En défense, les tertiaires et les secondeurs des deux équipes sont également d’un calibre comparable.

La différence ? Les lignes. Et des deux côtés du ballon.

L’exemple des Chiefs

On a vu ce que ça donnait lorsque la ligne offensive des Bengals affrontait un très bon front défensif il y a trois semaines. Les Titans du Tennessee ont réussi neuf sacs. Si le quart Ryan Tannehill n’avait pas joué comme un pied, les Bengals auraient été éliminés, précisément à cause de ça. Il est très peu probable que Stafford fasse perdre son équipe comme l’a fait Tannehill.

Et mauvaise nouvelle pour les Bengals, le front défensif des Rams est encore meilleur que celui des Titans. C’est parce qu’un dénommé Aaron Donald en fait partie.

Le triple joueur défensif par excellence de la ligue veut assurément offrir LA performance de sa grande carrière, et la ligne offensive des Bengals est la proie idéale. On dit que Burrow est un « as » pour échapper aux plaqués, mais il est tout de même le quart qui en a encaissé le plus depuis le début de la saison (51 dans la régulière et 12 autres dans les éliminatoires). Une chance qu’il est habile pour s’esquiver !
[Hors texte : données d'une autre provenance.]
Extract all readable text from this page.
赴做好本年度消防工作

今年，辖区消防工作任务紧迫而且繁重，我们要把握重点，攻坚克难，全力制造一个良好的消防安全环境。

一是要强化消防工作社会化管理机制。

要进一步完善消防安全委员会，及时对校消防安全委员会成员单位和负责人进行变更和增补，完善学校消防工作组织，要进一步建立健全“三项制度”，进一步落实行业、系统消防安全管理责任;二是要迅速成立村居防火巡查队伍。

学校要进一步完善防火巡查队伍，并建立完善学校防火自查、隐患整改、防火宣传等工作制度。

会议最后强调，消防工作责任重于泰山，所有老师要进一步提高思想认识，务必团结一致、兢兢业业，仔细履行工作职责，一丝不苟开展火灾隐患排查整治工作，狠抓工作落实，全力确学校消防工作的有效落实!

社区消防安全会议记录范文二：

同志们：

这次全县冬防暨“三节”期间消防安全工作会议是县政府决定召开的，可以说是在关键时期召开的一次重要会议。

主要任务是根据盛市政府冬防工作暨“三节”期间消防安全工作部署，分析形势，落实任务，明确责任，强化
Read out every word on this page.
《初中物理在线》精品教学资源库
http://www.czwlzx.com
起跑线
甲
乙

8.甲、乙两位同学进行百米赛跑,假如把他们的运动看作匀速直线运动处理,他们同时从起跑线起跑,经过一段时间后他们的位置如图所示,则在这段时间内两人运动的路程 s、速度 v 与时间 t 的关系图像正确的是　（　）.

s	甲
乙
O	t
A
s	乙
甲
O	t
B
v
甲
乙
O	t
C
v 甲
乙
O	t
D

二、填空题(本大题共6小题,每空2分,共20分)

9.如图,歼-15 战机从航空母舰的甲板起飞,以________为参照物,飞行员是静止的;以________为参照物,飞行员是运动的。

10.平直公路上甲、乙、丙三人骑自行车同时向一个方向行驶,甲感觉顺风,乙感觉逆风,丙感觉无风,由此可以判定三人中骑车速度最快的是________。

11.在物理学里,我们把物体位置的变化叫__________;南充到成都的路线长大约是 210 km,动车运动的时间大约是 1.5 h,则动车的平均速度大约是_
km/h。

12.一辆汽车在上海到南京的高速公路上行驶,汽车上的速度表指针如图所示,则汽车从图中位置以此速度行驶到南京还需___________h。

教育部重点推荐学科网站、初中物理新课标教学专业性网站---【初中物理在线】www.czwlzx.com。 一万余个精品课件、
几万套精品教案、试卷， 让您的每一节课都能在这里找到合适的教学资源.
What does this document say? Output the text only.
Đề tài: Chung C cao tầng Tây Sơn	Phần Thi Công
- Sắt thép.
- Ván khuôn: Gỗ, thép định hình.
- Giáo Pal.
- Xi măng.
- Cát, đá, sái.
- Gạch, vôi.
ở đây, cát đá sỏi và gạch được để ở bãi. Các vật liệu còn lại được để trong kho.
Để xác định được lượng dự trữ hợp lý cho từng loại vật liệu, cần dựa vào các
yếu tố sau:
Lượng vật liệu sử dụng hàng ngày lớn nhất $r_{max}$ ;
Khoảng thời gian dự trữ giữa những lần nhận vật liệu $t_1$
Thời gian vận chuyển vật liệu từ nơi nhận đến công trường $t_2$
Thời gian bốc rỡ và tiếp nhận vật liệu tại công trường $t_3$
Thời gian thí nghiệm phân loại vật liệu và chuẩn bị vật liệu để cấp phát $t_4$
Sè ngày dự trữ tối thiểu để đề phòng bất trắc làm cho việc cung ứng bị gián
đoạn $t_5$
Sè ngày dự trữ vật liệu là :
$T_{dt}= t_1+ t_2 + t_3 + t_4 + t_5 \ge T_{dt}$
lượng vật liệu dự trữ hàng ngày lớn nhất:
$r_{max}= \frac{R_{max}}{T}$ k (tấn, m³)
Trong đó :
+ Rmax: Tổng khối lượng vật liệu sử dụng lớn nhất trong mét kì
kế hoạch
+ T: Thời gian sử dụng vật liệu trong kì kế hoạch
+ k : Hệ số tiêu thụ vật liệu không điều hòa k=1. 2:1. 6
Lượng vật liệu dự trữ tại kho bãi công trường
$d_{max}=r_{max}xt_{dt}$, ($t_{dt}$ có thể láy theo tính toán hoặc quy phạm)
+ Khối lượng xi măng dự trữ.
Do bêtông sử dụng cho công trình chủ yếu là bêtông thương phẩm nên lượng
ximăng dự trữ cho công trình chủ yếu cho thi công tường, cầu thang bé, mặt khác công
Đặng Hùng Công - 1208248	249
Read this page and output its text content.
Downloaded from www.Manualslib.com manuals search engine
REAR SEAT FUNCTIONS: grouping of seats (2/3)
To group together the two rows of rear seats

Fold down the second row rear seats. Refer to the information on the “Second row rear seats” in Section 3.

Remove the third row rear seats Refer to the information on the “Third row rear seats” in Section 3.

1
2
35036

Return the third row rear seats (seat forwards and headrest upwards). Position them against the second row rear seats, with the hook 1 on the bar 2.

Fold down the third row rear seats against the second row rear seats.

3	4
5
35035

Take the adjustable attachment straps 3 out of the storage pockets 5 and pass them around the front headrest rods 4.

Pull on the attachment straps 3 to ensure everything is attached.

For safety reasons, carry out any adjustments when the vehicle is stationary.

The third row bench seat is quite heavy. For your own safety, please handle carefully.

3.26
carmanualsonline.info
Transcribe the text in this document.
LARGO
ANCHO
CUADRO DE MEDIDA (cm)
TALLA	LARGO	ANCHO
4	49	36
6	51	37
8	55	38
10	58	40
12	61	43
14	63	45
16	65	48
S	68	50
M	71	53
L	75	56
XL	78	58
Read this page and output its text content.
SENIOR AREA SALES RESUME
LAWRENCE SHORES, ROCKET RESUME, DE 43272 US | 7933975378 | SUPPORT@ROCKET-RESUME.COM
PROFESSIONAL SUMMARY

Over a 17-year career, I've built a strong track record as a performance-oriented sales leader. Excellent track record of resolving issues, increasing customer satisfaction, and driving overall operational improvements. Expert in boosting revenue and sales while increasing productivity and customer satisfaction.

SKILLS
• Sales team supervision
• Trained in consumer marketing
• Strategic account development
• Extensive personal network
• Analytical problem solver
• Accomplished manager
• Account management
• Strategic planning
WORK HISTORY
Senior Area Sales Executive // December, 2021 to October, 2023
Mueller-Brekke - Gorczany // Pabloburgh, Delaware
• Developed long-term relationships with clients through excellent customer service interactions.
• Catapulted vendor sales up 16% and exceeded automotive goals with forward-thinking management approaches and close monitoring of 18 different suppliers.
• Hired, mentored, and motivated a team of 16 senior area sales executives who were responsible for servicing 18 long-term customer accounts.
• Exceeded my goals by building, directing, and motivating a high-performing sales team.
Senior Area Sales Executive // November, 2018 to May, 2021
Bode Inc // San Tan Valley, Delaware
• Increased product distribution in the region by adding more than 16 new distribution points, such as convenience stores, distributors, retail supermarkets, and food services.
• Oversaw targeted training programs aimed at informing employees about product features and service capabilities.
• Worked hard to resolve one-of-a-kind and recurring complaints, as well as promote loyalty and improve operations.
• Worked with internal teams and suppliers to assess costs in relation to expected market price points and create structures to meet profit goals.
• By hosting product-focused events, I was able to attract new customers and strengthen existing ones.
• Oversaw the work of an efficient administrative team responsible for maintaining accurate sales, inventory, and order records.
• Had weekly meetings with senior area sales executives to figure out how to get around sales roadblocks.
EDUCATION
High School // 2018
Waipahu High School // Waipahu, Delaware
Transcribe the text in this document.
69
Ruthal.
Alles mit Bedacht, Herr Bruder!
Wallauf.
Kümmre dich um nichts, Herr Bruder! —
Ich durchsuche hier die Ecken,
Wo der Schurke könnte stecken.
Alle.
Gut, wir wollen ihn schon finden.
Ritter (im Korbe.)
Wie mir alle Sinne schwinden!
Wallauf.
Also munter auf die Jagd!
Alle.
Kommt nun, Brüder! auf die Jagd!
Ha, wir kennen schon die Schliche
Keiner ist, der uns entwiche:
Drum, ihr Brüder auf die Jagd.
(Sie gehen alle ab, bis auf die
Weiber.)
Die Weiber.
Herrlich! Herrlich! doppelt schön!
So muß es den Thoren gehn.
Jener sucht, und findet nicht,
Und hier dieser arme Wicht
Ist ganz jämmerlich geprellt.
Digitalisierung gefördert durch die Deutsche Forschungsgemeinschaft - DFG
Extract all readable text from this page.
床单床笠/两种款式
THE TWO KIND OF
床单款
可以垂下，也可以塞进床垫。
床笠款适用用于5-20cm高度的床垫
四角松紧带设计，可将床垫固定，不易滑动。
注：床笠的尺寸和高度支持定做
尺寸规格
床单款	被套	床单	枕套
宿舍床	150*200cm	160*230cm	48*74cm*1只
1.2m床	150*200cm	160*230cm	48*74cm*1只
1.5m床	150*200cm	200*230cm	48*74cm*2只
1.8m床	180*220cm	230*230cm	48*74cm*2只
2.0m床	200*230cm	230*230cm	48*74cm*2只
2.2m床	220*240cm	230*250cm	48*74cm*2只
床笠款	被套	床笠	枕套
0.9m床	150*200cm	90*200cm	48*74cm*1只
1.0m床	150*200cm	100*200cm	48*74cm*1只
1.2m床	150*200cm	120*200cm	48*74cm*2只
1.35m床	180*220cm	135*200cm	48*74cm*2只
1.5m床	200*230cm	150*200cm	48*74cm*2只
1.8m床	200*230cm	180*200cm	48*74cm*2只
On n’a pas à chercher bien longtemps pour constater comment une mauvaise ligne offensive peut coûter cher dans un match aussi important. On n’a qu’à reculer d’un an précisément, au fait. Vous ne vous souvenez pas d’avoir vu Mahomes essayer d’échapper aux chasseurs de quarts des Buccaneers au Super Bowl de l’an dernier ? Marque finale : Kansas City 9, Tampa Bay 31.

La finale de ce dimanche ne devrait pas être un match à sens unique comme celui de l’année dernière, mais les gens qui connaissent bien le football comprennent l’importance de ce qui se déroule sur la ligne de mêlée. Le jeu au sol d’une équipe en dépend. Le temps et la vision de jeu dont peut profiter le quart-arrière en dépendent. C’est souvent là que sont provoqués les revirements, qu’il s’agisse d’un échappé à la suite d’un sac ou d’une interception à cause d’une passe lancée un peu trop vite parce que la pression s’amenait.

Le front défensif des Bengals n’est pas vilain, mais là encore, l’avantage va aux Rams. Leur ligne offensive est très expérimentée et solide. Trey Hendrickson et Sam Hubbard réussiront peut-être quelques jeux pour les Bengals, mais dans un match de 60 minutes, la ligne offensive des Rams devrait remporter sa bataille en jouant avec cohésion. Les quarts-arrière sont évidemment les joueurs les plus importants, mais généralement, c’est sur la ligne de mêlée que ça se décide au football.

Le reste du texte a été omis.